Sunny Days in Heaven
Spiritual/Political/Philosophical Blog on the Nature of Truth and Falsehood and Heaven


Tuesday, June 18, 2002  

The Problem of Prayer

Many fellow Christians often suggest the remedy to any problem is prayer. In particular, we keep hearing calls to prayer about the RCC and the bishops and the situation.

But when has prayer directed in this manner ever shown to be efficacious in the least. It's like the No-Nukes, Peace Now, Share the Wealth people. They keep asking but they aren't getting the Disney world they desire. Why not? Why doesn't prayer seem to work in this way? And how many prayers do we have to make? If I petition God once to see that my daughter arrives home safely from a trip, is it even more effective if I say the rosary until she actually arrives?

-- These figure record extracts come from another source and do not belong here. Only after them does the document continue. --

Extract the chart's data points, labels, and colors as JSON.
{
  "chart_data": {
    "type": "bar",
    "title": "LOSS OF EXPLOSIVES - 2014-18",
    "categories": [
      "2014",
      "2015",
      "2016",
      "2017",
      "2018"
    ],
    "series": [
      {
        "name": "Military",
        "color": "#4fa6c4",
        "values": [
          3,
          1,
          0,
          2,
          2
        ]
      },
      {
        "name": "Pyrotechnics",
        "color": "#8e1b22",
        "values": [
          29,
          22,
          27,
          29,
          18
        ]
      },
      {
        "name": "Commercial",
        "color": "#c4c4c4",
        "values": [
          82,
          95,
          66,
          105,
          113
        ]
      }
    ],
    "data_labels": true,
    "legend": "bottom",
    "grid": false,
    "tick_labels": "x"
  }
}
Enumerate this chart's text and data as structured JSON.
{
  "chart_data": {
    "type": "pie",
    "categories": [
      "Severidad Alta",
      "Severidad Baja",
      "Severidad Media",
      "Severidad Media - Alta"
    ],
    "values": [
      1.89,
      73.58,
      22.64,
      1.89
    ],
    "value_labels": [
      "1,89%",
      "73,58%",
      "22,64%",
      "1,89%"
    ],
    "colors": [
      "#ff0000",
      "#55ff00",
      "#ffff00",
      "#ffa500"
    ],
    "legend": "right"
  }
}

The ancient Jews (maybe modern ones, too, for all I know) believed that if every Jew kept the Sabbath as he ought, then the Day of the Lord would arrive and carry them all away into the new heavens and earth in a flash. The reason the world was so screwed up was because of slackers letting down the team.

Maybe this is true. If all the people became Christians and followed the Lord perfectly, all our big prayers might be answered.

But today, we know that they aren't. We can't pray our way into essential social reforms because the hearts of men are not to be tampered with by God. We can't really ask God to soften others' hearts as I so often hear some asking. Asking God to change other people is nearly always a doomed request. (Note - I wrote nearly not absolutely.) It is our task to change, and not God's job to change others. God is rather an impassive being despite his great love for us. (Or maybe because of his great love for us.)

The kind of childish and magical thinking is touching because we are rather helpless in so many ways - this "if only I wish hard enough, God will have to give it to me" kind of thinking. It's heartbreaking, indeed, to see this spirit crushed - but that's what God does. He crushes our hearts and our spirits and he does this on purpose: to build us up in faith, understanding, compassion, and love.

It is through our broken hearts that we learn the depth of our emotional and spiritual resources, and the strength and persistence of our delusions. If we are to learn to think like God, we have to be stripped of ordinary perceptions and understandings. We are the Hell that must be harrowed and scoured. It is misery indeed. It is a terrible thing to fall into the hands of a living God.